The lush, overdetermined spaces in Hurvin Anderson’s new paintings reference touristic sites of simultaneous development and dereliction in Jamaica, his ancestral home. Departing from photographs taken during a visit in 2017, the paintings and drawings on view elaborate the artist’s process of abstraction, moving between motif and surface, landscape and color field. Anderson takes the title for this exhibition, Anywhere but Nowhere, from a song by K.C. White and suggests that the landscape he seeks in such travel is at once commonplace and elusive. Born in the United Kingdom as a member of the Jamaican diaspora, Anderson relates to the Caribbean as both insider and outsider, aware of the mythmaking that the idea of lost or future paradise generates, and of the irony of expansive development in the face of neglect.

In this new series of paintings, Anderson trains his eye on a section of wall from a seemingly insignificant building that is being overtaken by foliage.

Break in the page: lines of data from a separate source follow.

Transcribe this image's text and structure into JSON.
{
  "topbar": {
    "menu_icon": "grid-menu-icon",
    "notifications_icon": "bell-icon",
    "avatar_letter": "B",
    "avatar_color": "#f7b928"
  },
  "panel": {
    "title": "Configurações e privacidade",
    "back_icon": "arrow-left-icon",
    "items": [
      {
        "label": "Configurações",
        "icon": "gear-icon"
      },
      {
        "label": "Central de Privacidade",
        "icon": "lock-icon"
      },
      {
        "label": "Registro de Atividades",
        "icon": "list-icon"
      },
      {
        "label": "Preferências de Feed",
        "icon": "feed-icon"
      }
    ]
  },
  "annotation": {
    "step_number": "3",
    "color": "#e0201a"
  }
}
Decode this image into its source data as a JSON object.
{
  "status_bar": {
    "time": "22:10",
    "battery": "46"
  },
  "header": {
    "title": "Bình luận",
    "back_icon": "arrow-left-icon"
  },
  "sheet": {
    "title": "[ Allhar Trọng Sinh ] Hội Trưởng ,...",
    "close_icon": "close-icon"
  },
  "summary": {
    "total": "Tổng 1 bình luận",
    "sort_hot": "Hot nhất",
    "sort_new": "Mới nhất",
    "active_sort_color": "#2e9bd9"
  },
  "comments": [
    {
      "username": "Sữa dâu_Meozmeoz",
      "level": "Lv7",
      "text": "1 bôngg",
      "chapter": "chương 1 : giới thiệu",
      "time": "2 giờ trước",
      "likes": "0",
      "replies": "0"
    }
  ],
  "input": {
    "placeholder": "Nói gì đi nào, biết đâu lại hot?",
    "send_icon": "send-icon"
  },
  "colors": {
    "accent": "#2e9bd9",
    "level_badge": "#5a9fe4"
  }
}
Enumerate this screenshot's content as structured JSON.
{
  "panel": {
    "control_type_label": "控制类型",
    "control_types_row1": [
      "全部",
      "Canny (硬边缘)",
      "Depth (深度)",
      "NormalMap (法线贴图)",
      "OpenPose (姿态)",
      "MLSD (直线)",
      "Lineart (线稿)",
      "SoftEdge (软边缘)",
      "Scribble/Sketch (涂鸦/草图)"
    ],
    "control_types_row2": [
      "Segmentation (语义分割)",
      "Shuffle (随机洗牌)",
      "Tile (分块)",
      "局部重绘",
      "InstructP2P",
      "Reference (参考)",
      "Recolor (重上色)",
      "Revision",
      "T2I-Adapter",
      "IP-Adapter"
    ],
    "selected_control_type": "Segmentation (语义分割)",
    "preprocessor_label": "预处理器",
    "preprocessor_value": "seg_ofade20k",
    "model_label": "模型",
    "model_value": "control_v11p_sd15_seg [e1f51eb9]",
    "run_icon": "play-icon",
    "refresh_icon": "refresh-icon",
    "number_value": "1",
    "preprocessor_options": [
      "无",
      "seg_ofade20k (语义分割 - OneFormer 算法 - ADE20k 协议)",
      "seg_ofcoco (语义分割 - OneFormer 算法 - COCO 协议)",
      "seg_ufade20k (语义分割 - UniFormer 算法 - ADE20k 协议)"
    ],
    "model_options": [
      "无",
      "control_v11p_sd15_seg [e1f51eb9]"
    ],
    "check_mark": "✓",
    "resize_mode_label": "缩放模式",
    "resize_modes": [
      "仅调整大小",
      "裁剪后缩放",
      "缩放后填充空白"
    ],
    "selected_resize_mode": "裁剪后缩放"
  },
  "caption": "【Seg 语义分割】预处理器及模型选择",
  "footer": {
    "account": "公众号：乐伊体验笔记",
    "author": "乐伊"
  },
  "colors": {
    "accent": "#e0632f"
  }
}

Working and reworking the composition in multiple sketches, transparencies, and paintings, he invites introspection, as well as recognition of the destructive factors at work in such marked locations in the natural environment. For the exhibition at The Arts Club of Chicago, Anderson pairs this new work with earlier paintings from his acclaimed Barbershop series, for which he won a nomination for the Turner Prize in 2017; the two series share methodology as well as impulse. They unravel detail into mapped terrains of color, while pointing toward a search for Utopian spaces among diasporic communities in both urban and natural environments.

This exhibition is curated by Janine Mileaf.

About the Artist

Hurvin Anderson (b. 1965, Birmingham, United Kingdom) lives and works in London. He studied at Wimbledon School of Art and Royal College of Art, London. Nominated for the Turner Prize in 2017, Anderson’s work has been shown in numerous solo and group exhibitions worldwide. Selected solo exhibitions include Foreign Body, Michael Werner Gallery, New York, USA (2016); Backdrop, Art Gallery of Ontario, Toronto, Canada (2016); Dub Versions, New Art Exchange, Nottingham, UK (2016); Backdrop, CAM, St. Louis, USA (2015); Reporting Back, IKON Gallery, Birmingham, UK (2013); Subtitles, Michael Werner Gallery, New York, USA (2011); and ART NOW: Hurvin Anderson, Tate Britain, London, UK (2009).